Genomic and transcriptomic insights into complex virus-prokaryote interactions in marine biofilms.

机构信息

Department of Ocean Science, The Hong Kong University of Science and Technology, Hong Kong, China.

Southern Marine Science and Engineering Guangdong Laboratory (Guangzhou), Guangzhou, 511458, China.

出版信息

ISME J. 2023 Dec;17(12):2303-2312. doi: 10.1038/s41396-023-01546-2. Epub 2023 Oct 24.

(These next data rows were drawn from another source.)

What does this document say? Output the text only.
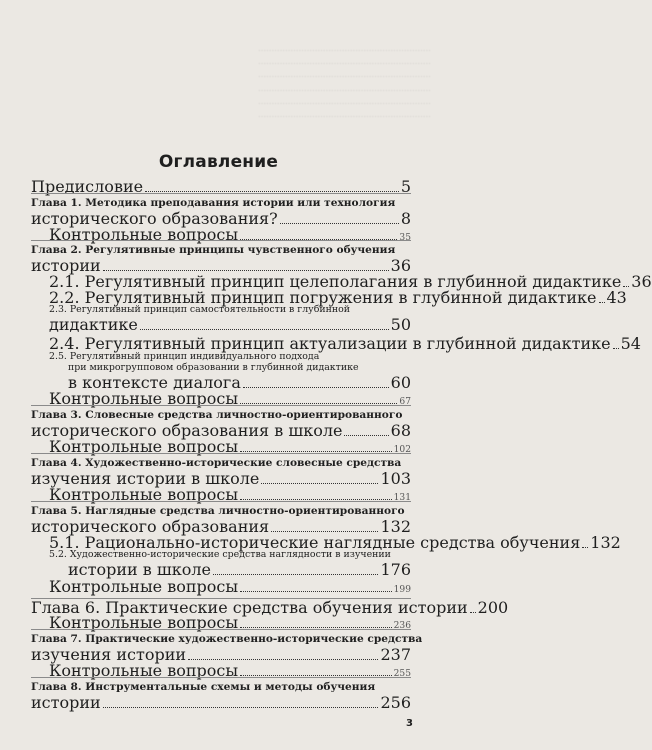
................................................................
................................................................
................................................................
................................................................
................................................................
................................................................
Оглавление
Предисловие	5
Глава 1. Методика преподавания истории или технология
исторического образования?	8
Контрольные вопросы	35
Глава 2. Регулятивные принципы чувственного обучения
истории	36
2.1. Регулятивный принцип целеполагания в глубинной дидактике 36
2.2. Регулятивный принцип погружения в глубинной дидактике 43
2.3. Регулятивный принцип самостоятельности в глубинной
дидактике	50
2.4. Регулятивный принцип актуализации в глубинной дидактике 54
2.5. Регулятивный принцип индивидуального подхода
при микрогрупповом образовании в глубинной дидактике
в контексте диалога	60
Контрольные вопросы	67
Глава 3. Словесные средства личностно-ориентированного
исторического образования в школе	68
Контрольные вопросы	102
Глава 4. Художественно-исторические словесные средства
изучения истории в школе	103
Контрольные вопросы	131
Глава 5. Наглядные средства личностно-ориентированного
исторического образования	132
5.1. Рационально-исторические наглядные средства обучения 132
5.2. Художественно-исторические средства наглядности в изучении
истории в школе	176
Контрольные вопросы	199
Глава 6. Практические средства обучения истории 200
Контрольные вопросы	236
Глава 7. Практические художественно-исторические средства
изучения истории	237
Контрольные вопросы	255
Глава 8. Инструментальные схемы и методы обучения
истории	256
3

DOI:10.1038/s41396-023-01546-2
PMID:37875603
原文链接:https://pmc.ncbi.nlm.nih.gov/articles/PMC10689801/
Abstract

Marine biofilms are complex communities of microorganisms that play a crucial ecological role in oceans. Although prokaryotes are the dominant members of these biofilms, little is known about their interactions with viruses. By analysing publicly available and newly sequenced metagenomic data, we identified 2446 virus-prokaryote connections in 84 marine biofilms. Most of these connections were between the bacteriophages in the Uroviricota phylum and the bacteria of Proteobacteria, Cyanobacteria and Bacteroidota. The network of virus-host pairs is complex; a single virus can infect multiple prokaryotic populations or a single prokaryote is susceptible to several viral populations. Analysis of genomes of paired prokaryotes and viruses revealed the presence of 425 putative auxiliary metabolic genes (AMGs), 239 viral genes related to restriction-modification (RM) systems and 38,538 prokaryotic anti-viral defence-related genes involved in 15 defence systems. Transcriptomic evidence from newly established biofilms revealed the expression of viral genes, including AMGs and RM, and prokaryotic defence systems, indicating the active interplay between viruses and prokaryotes. A comparison between biofilms and seawater showed that biofilm prokaryotes have more abundant defence genes than seawater prokaryotes, and the defence gene composition differs between biofilms and the surrounding seawater. Overall, our study unveiled active viruses in natural biofilms and their complex interplay with prokaryotes, which may result in the blooming of defence strategists in biofilms. The detachment of bloomed defence strategists may reduce the infectivity of viruses in seawater and result in the emergence of a novel role of marine biofilms.

摘要

海洋生物膜是由微生物组成的复杂群落,在海洋生态系统中起着至关重要的作用。尽管原核生物是这些生物膜的主要成员,但人们对它们与病毒的相互作用知之甚少。通过分析公开可用的和新测序的宏基因组数据,我们在 84 个海洋生物膜中鉴定出了 2446 个病毒-原核生物的连接。这些连接大多数发生在 Uroviricota 门的噬菌体和 Proteobacteria、Cyanobacteria 和 Bacteroidota 门的细菌之间。病毒-宿主对的网络非常复杂;一种病毒可以感染多种原核生物群体,或者一种原核生物容易受到多种病毒群体的感染。对配对的原核生物和病毒基因组的分析揭示了 425 个潜在的辅助代谢基因(AMGs)、239 个与限制-修饰(RM)系统相关的病毒基因和 38538 个参与 15 种防御系统的原核抗病毒防御相关基因。来自新建立的生物膜的转录组证据显示了病毒基因的表达,包括 AMGs 和 RM,以及原核防御系统,这表明病毒和原核生物之间存在活跃的相互作用。生物膜和海水之间的比较表明,生物膜中的原核生物具有更丰富的防御基因,而防御基因的组成在生物膜和周围海水中是不同的。总的来说,我们的研究揭示了自然生物膜中活跃的病毒及其与原核生物的复杂相互作用,这可能导致生物膜中防御策略家的繁荣。防御策略家的脱落可能会降低海水中病毒的感染力,并导致海洋生物膜出现新的作用。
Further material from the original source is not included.